I'm reading a solution of the following congruence: $x^{59} \equiv 604 \mod 2013$. It says that it is equivalent to the following system of congruences: $$\begin{cases} x^{59} \equiv 604 \mod 3 \\ x^{59} \equiv 604 \mod 11\\ x^{59} \equiv 604 \mod 61\end{cases}$$ Why?
EDIT:
I know that $2013=3*11*61|x^{59}-604$. But why is this information sufficient to say that $3,11,61$ all divide $x^{59}-604$ when considered separately?
Hint $\ $ If $\,m,n\,$ are coprime then $\,{\rm lcm}(m,n) = \color{#c00}{mn},\ $ therefore
$$ a\equiv b\!\!\!\pmod{\!m,n} \iff m,n\mid a-b\color{#0a0}\iff \color{#c00}{mn}\mid a-b\iff a\equiv b\!\!\!\pmod{mn}$$
Applied twice yields the claim.
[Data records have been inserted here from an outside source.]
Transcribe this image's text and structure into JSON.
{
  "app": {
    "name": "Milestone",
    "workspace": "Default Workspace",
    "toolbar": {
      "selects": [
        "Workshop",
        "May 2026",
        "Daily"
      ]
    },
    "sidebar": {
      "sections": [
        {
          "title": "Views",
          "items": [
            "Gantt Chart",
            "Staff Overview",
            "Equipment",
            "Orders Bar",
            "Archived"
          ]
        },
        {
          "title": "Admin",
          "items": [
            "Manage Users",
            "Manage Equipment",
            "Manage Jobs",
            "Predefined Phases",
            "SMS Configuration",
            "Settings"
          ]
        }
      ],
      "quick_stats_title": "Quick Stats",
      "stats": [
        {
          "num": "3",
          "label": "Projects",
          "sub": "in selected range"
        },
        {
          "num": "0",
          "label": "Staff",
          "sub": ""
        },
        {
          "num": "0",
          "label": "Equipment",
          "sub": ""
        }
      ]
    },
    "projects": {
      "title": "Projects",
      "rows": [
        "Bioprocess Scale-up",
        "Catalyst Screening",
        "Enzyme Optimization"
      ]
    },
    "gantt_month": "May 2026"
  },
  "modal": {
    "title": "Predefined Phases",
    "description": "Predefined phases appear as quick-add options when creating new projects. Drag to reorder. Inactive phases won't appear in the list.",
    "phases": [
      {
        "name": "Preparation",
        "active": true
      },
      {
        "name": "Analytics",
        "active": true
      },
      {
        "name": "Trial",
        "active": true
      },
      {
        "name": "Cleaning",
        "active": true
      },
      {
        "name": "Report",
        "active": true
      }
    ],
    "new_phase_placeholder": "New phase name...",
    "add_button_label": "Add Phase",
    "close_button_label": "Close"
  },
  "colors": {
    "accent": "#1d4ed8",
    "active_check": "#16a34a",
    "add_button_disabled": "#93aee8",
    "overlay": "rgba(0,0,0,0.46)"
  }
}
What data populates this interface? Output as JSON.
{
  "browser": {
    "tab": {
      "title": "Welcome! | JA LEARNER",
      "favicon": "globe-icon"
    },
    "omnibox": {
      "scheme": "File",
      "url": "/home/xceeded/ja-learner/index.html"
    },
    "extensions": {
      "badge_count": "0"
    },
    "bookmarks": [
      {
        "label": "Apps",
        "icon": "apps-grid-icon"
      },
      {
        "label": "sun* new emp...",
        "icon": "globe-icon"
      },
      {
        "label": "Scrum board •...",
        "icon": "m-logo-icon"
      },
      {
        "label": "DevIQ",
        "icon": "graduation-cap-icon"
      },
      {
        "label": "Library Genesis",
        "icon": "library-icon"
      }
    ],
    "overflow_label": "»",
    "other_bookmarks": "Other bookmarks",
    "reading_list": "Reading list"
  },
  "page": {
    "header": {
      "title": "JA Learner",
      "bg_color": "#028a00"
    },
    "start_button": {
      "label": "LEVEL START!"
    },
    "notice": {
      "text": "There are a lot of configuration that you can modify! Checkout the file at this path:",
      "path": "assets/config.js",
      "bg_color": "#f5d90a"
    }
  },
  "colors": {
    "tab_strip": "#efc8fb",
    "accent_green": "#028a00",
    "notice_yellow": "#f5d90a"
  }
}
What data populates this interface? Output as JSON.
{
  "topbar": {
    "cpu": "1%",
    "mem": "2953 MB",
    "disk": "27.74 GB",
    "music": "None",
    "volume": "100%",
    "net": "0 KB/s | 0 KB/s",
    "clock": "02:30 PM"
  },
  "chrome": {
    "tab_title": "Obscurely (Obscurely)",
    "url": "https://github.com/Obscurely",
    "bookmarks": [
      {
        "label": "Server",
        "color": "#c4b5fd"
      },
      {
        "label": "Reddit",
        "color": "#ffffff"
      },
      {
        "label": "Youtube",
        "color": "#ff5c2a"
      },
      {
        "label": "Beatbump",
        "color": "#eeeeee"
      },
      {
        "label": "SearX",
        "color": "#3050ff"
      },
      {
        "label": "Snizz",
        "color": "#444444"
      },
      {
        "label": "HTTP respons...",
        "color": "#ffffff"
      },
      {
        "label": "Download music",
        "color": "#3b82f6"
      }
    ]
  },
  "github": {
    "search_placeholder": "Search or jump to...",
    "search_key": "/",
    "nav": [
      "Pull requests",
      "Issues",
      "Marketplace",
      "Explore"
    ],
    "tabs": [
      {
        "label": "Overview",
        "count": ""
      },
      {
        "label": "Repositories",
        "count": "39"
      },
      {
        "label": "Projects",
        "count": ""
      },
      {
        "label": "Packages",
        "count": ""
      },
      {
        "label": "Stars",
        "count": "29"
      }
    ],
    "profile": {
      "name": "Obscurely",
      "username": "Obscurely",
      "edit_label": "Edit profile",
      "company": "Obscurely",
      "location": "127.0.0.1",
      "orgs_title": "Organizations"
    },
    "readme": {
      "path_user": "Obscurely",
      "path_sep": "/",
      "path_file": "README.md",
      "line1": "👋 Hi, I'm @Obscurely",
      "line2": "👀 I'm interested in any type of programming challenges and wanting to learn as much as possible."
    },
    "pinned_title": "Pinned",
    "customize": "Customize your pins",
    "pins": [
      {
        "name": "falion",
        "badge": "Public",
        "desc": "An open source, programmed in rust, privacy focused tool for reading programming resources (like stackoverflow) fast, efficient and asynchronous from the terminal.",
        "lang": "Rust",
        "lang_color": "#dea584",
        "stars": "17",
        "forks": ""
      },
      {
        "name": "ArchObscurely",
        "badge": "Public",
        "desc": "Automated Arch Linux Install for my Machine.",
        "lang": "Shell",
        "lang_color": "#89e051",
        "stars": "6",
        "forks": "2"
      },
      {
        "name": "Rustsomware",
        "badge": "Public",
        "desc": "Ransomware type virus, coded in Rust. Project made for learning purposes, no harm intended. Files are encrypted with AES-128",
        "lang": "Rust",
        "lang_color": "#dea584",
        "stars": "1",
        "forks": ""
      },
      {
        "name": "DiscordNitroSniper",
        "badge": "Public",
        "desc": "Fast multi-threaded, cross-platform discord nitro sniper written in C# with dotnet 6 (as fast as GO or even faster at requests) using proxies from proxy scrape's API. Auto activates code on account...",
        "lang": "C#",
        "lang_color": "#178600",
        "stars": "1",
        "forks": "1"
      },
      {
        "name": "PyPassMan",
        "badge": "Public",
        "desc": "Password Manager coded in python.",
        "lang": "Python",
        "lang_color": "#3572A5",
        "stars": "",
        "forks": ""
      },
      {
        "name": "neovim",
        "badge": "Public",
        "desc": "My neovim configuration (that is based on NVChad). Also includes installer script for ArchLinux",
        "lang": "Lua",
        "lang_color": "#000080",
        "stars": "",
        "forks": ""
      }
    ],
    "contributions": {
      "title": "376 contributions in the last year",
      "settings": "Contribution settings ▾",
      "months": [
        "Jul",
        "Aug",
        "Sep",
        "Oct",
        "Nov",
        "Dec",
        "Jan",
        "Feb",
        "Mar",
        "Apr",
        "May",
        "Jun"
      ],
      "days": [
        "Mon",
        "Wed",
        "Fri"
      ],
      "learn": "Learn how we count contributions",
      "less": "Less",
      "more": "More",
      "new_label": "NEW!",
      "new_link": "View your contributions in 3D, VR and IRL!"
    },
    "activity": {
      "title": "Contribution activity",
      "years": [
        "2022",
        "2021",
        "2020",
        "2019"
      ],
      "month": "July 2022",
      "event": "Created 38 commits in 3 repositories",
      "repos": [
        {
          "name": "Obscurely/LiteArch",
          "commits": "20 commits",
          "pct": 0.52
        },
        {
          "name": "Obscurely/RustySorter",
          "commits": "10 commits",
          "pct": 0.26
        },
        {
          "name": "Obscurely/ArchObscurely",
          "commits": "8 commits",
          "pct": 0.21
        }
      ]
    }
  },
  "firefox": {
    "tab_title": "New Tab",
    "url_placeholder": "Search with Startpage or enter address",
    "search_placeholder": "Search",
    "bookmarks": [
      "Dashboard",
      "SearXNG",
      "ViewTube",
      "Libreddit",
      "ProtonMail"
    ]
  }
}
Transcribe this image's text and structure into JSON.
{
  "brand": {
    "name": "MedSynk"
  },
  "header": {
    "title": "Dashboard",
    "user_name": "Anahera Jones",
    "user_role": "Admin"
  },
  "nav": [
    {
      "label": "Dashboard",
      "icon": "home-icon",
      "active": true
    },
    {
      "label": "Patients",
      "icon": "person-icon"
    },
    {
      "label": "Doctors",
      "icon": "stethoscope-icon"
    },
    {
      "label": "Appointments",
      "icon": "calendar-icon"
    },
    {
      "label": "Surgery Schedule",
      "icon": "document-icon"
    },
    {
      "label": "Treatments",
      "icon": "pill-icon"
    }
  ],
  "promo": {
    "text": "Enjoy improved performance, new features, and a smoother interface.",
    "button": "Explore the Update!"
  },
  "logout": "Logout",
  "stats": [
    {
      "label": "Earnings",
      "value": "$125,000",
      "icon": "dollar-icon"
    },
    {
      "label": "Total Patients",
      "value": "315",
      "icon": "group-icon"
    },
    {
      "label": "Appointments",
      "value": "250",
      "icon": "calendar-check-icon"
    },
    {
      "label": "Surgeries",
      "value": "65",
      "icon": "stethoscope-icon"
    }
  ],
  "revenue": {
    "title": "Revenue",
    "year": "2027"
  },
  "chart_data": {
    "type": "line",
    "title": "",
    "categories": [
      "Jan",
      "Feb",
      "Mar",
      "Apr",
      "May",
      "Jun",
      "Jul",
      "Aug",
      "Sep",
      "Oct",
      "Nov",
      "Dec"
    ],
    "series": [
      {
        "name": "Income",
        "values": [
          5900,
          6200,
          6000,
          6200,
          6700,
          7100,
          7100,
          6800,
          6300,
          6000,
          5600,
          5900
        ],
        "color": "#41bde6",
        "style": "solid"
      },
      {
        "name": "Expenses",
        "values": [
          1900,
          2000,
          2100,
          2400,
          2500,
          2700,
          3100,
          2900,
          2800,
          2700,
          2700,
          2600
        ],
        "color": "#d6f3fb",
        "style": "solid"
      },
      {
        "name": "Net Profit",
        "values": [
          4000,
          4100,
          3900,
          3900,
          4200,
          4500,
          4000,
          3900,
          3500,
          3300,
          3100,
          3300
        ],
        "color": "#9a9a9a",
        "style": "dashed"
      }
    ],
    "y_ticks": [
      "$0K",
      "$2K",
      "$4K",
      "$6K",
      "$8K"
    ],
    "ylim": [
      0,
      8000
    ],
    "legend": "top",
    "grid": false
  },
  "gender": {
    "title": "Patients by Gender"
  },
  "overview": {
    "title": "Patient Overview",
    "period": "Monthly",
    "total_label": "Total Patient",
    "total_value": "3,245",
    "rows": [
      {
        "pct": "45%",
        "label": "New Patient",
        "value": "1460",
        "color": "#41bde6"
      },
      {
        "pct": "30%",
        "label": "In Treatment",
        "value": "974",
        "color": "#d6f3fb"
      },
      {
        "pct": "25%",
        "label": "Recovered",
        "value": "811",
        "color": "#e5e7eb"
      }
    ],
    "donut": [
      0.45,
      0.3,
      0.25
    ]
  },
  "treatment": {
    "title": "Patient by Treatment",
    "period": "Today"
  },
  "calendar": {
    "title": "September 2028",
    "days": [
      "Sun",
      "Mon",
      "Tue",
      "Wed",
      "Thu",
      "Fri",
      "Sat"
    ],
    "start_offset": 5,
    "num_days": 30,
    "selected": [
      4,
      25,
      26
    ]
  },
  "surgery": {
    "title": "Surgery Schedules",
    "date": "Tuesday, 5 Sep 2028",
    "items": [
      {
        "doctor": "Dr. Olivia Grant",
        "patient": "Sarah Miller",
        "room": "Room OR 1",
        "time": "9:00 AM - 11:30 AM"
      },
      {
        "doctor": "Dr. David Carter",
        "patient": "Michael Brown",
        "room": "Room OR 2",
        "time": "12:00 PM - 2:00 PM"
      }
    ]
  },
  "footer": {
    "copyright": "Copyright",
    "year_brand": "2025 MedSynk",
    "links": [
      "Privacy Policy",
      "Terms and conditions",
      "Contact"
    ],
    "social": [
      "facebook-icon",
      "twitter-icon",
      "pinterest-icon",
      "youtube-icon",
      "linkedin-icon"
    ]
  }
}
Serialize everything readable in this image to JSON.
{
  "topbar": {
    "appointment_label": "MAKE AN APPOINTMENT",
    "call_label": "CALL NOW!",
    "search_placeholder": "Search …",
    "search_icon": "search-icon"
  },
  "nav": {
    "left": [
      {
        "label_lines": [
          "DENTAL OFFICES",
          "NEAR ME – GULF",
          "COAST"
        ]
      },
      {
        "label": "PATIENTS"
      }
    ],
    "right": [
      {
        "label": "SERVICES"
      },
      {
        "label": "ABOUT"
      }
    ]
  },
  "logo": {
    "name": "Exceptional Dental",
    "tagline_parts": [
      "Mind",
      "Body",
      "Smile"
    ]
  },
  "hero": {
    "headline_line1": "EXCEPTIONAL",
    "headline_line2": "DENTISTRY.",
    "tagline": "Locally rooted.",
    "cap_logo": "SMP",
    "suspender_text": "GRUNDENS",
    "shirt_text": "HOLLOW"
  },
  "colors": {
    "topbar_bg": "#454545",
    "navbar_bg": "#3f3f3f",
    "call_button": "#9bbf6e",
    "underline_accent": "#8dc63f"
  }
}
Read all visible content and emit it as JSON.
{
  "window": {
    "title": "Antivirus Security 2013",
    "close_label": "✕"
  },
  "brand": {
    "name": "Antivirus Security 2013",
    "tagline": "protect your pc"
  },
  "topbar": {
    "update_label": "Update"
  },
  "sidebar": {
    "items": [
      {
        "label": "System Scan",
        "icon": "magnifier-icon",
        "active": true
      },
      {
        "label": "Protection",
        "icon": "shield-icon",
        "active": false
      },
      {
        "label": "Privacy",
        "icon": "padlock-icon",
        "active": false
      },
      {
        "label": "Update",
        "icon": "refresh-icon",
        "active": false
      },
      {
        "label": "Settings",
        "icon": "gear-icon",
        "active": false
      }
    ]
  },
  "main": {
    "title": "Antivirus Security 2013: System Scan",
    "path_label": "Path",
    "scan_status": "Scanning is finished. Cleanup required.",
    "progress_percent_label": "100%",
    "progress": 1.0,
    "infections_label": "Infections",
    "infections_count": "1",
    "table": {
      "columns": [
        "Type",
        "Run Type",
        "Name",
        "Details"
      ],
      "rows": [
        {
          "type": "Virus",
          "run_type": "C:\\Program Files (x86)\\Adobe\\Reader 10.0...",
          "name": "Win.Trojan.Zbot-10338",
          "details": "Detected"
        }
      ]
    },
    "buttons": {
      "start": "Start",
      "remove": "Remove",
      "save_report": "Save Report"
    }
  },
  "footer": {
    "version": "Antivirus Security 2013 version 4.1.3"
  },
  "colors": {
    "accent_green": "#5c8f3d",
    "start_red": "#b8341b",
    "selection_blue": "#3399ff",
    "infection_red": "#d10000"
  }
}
This is a special case of CRT = Chinese Remainder Theorem.
Remark $\ $ The $\,\rm\color{#0a0}{middle}\,$ equivalence employs the universal property of lcm, $ $ i.e.
$$ m,n\mid k\color{#0a0}\iff {\rm lcm}(m,n)\mid k$$
Hint
Have you tried to multiply $3$, $11$ and $61$? Just to see what happens.
More hints
If $ab$ divides $c$, then $c=(ab)d=a(bd)=b(ad)$ for some $d$, that is, both $a$ and $b$ divide $c$.
Conversely, if $a$ and $b$ are coprime and $a$ and $b$ divide $c$, then we can write $ax+by=1\:(*)$ and $c=aj=bk$. Multiply $(*)$ then by $c$ to obtain $$c=acx+bcy=abkx+abjy=ab(kx+jy)$$